Охранники оставили на мне только нижнее бельё – мелкое, неожиданное снисхождение – и прижали спиной к стене. Сначала они обыскали мою одежду, затем отбросили её в сторону, обнаружив маленькие швы на моём бюстгальтере, выдававшие потайные карманы.

Карманы пусты. Я хотела прокричать это, но слова пульсировали только в моём сознании. Не обыскивайте их, пожалуйста, не обыскивайте их.

Но я знала, что они их обыщут, и они это сделали. Всё моё тело подвергли досмотру, они тщательно проверили карманы, наслаждаясь моими вздрагиваниями и безуспешными попытками отбиться, а Эбнер молча наблюдал за происходящим.
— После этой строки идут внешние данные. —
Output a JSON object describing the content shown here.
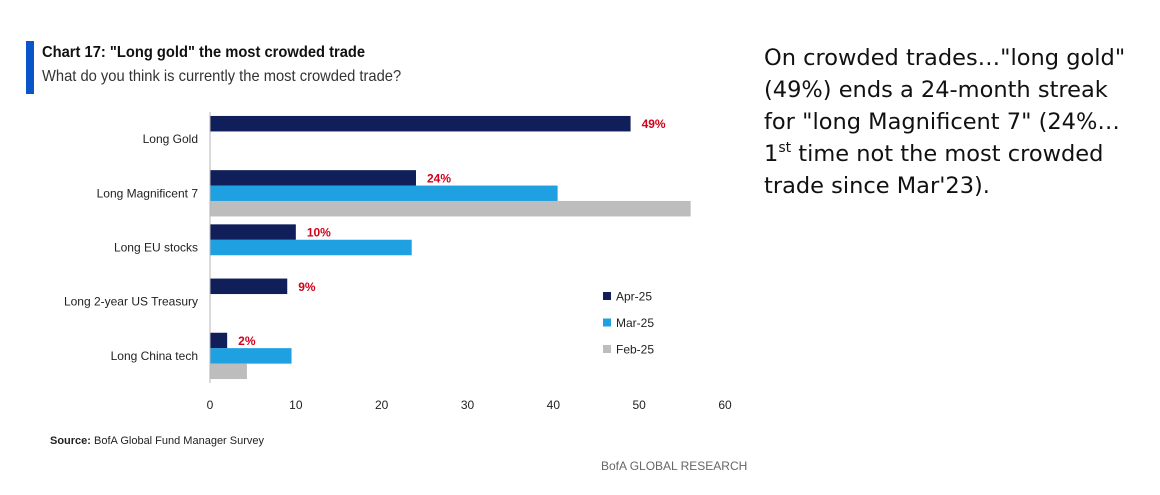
{
  "header": {
    "title": "Chart 17: \"Long gold\" the most crowded trade",
    "subtitle": "What do you think is currently the most crowded trade?"
  },
  "chart_data": {
    "type": "bar",
    "orientation": "horizontal",
    "title": "Chart 17: \"Long gold\" the most crowded trade",
    "subtitle": "What do you think is currently the most crowded trade?",
    "categories": [
      "Long Gold",
      "Long Magnificent 7",
      "Long EU stocks",
      "Long 2-year US Treasury",
      "Long China tech"
    ],
    "series": [
      {
        "name": "Apr-25",
        "color": "#101e5a",
        "values": [
          49,
          24,
          10,
          9,
          2
        ],
        "data_labels": [
          "49%",
          "24%",
          "10%",
          "9%",
          "2%"
        ]
      },
      {
        "name": "Mar-25",
        "color": "#1fa0e0",
        "values": [
          null,
          40.5,
          23.5,
          null,
          9.5
        ]
      },
      {
        "name": "Feb-25",
        "color": "#bdbdbd",
        "values": [
          null,
          56,
          null,
          null,
          4.3
        ]
      }
    ],
    "xlim": [
      0,
      60
    ],
    "xticks": [
      "0",
      "10",
      "20",
      "30",
      "40",
      "50",
      "60"
    ],
    "xlabel": "",
    "ylabel": "",
    "legend_position": "bottom-right",
    "data_label_color": "#d0021b",
    "grid": false
  },
  "source": {
    "label": "Source:",
    "text": "BofA Global Fund Manager Survey"
  },
  "branding": "BofA GLOBAL RESEARCH",
  "commentary": {
    "line1": "On crowded trades…\"long gold\"",
    "line2": "(49%) ends a 24-month streak",
    "line3": "for \"long Magnificent 7\" (24%…",
    "line4_prefix": "1",
    "line4_sup": "st",
    "line4_suffix": " time not the most crowded",
    "line5": "trade since Mar'23)."
  },
  "colors": {
    "accent": "#0a55c8",
    "apr": "#101e5a",
    "mar": "#1fa0e0",
    "feb": "#bdbdbd",
    "label": "#d0021b"
  }
}
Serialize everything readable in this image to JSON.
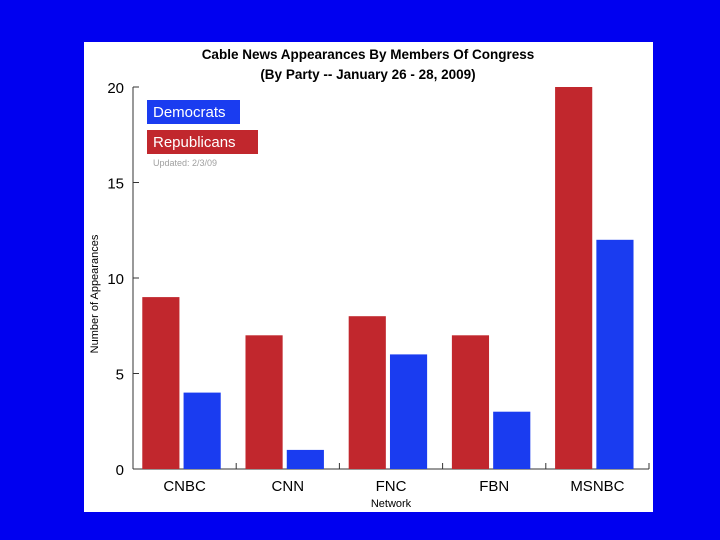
{
  "chart_data": {
    "type": "bar",
    "title": "Cable News Appearances By Members Of Congress",
    "subtitle": "(By Party -- January 26 - 28, 2009)",
    "xlabel": "Network",
    "ylabel": "Number of Appearances",
    "categories": [
      "CNBC",
      "CNN",
      "FNC",
      "FBN",
      "MSNBC"
    ],
    "series": [
      {
        "name": "Republicans",
        "color": "#c1272d",
        "values": [
          9,
          7,
          8,
          7,
          20
        ]
      },
      {
        "name": "Democrats",
        "color": "#1a3cf0",
        "values": [
          4,
          1,
          6,
          3,
          12
        ]
      }
    ],
    "ylim": [
      0,
      20
    ],
    "yticks": [
      0,
      5,
      10,
      15,
      20
    ],
    "legend_position": "top-left",
    "legend_note": "Updated: 2/3/09",
    "grid": false
  },
  "colors": {
    "page_background": "#0000f0",
    "panel_background": "#ffffff"
  }
}
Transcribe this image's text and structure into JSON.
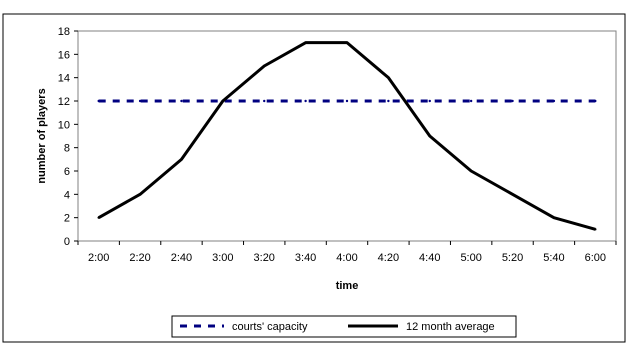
{
  "chart_data": {
    "type": "line",
    "categories": [
      "2:00",
      "2:20",
      "2:40",
      "3:00",
      "3:20",
      "3:40",
      "4:00",
      "4:20",
      "4:40",
      "5:00",
      "5:20",
      "5:40",
      "6:00"
    ],
    "series": [
      {
        "name": "courts' capacity",
        "values": [
          12,
          12,
          12,
          12,
          12,
          12,
          12,
          12,
          12,
          12,
          12,
          12,
          12
        ],
        "color": "#000080",
        "style": "dashed"
      },
      {
        "name": "12 month average",
        "values": [
          2,
          4,
          7,
          12,
          15,
          17,
          17,
          14,
          9,
          6,
          4,
          2,
          1
        ],
        "color": "#000000",
        "style": "solid"
      }
    ],
    "xlabel": "time",
    "ylabel": "number of players",
    "ylim": [
      0,
      18
    ],
    "yticks": [
      0,
      2,
      4,
      6,
      8,
      10,
      12,
      14,
      16,
      18
    ],
    "grid": false,
    "legend": "bottom"
  }
}
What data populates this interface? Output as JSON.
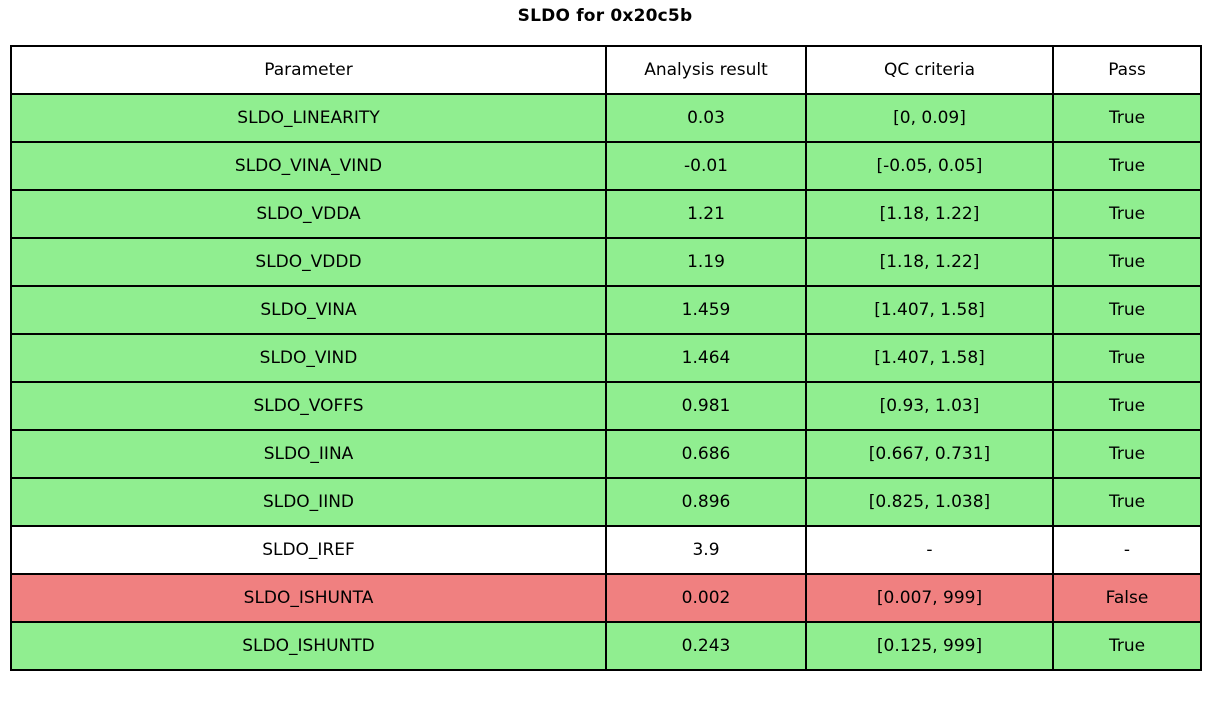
{
  "title": "SLDO for 0x20c5b",
  "colors": {
    "pass_green": "#90EE90",
    "fail_red": "#F08080",
    "neutral_white": "#FFFFFF",
    "border": "#000000"
  },
  "chart_data": {
    "type": "table",
    "title": "SLDO for 0x20c5b",
    "columns": [
      "Parameter",
      "Analysis result",
      "QC criteria",
      "Pass"
    ],
    "rows": [
      {
        "parameter": "SLDO_LINEARITY",
        "analysis_result": "0.03",
        "qc_criteria": "[0, 0.09]",
        "pass": "True",
        "status": "pass"
      },
      {
        "parameter": "SLDO_VINA_VIND",
        "analysis_result": "-0.01",
        "qc_criteria": "[-0.05, 0.05]",
        "pass": "True",
        "status": "pass"
      },
      {
        "parameter": "SLDO_VDDA",
        "analysis_result": "1.21",
        "qc_criteria": "[1.18, 1.22]",
        "pass": "True",
        "status": "pass"
      },
      {
        "parameter": "SLDO_VDDD",
        "analysis_result": "1.19",
        "qc_criteria": "[1.18, 1.22]",
        "pass": "True",
        "status": "pass"
      },
      {
        "parameter": "SLDO_VINA",
        "analysis_result": "1.459",
        "qc_criteria": "[1.407, 1.58]",
        "pass": "True",
        "status": "pass"
      },
      {
        "parameter": "SLDO_VIND",
        "analysis_result": "1.464",
        "qc_criteria": "[1.407, 1.58]",
        "pass": "True",
        "status": "pass"
      },
      {
        "parameter": "SLDO_VOFFS",
        "analysis_result": "0.981",
        "qc_criteria": "[0.93, 1.03]",
        "pass": "True",
        "status": "pass"
      },
      {
        "parameter": "SLDO_IINA",
        "analysis_result": "0.686",
        "qc_criteria": "[0.667, 0.731]",
        "pass": "True",
        "status": "pass"
      },
      {
        "parameter": "SLDO_IIND",
        "analysis_result": "0.896",
        "qc_criteria": "[0.825, 1.038]",
        "pass": "True",
        "status": "pass"
      },
      {
        "parameter": "SLDO_IREF",
        "analysis_result": "3.9",
        "qc_criteria": "-",
        "pass": "-",
        "status": "neutral"
      },
      {
        "parameter": "SLDO_ISHUNTA",
        "analysis_result": "0.002",
        "qc_criteria": "[0.007, 999]",
        "pass": "False",
        "status": "fail"
      },
      {
        "parameter": "SLDO_ISHUNTD",
        "analysis_result": "0.243",
        "qc_criteria": "[0.125, 999]",
        "pass": "True",
        "status": "pass"
      }
    ]
  }
}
После того как охранники ощупали меня, сил сопротивляться больше не осталось. Я взглянула на женщину в углу, молясь, чтобы она пришла мне на помощь, но женщина вставила чистый лист бумаги в пишущую машинку, не обращая на меня внимания. Я отшатнулась, остро осознав своё положение: я практически голая в окружении этих жестоких людей.

Это тактика запугивания. Не позволяй им думать, что это работает.

Я пыталась выровнять своё стиснутое, прерывистое дыхание, пока Эбнер обходил стол и упавший стул, направляясь ко мне. Он как будто впитывал каждый сантиметр моего маленького, обнажённого тела. Когда он приблизился, дрожь охватила меня – я не знала, было ли это от холода, от ужаса, от стыда или от всего сразу. Он больше не притворялся дружелюбным. Я была врагом, а не ребёнком; просто членом Сопротивления, который не поддался на его уловки. Я была тем, кого он сломит.

Он сжал мою челюсть и запрокинул мне голову, начал кричать, разбрызгивая слюну, в то время как его едкое табачное дыхание наполняло мои ноздри. Он требовал, чтобы я рассказала, на кого работаю, утверждая, что он узнает правду, даже если ему придётся вытягивать каждое чёртово слово из моего польского рта. Даже если бы я была готова ответить, от этих нападок у меня пересохло в горле, он отпустил меня и пошёл к дальней стене. К той, на которой висели орудия пыток.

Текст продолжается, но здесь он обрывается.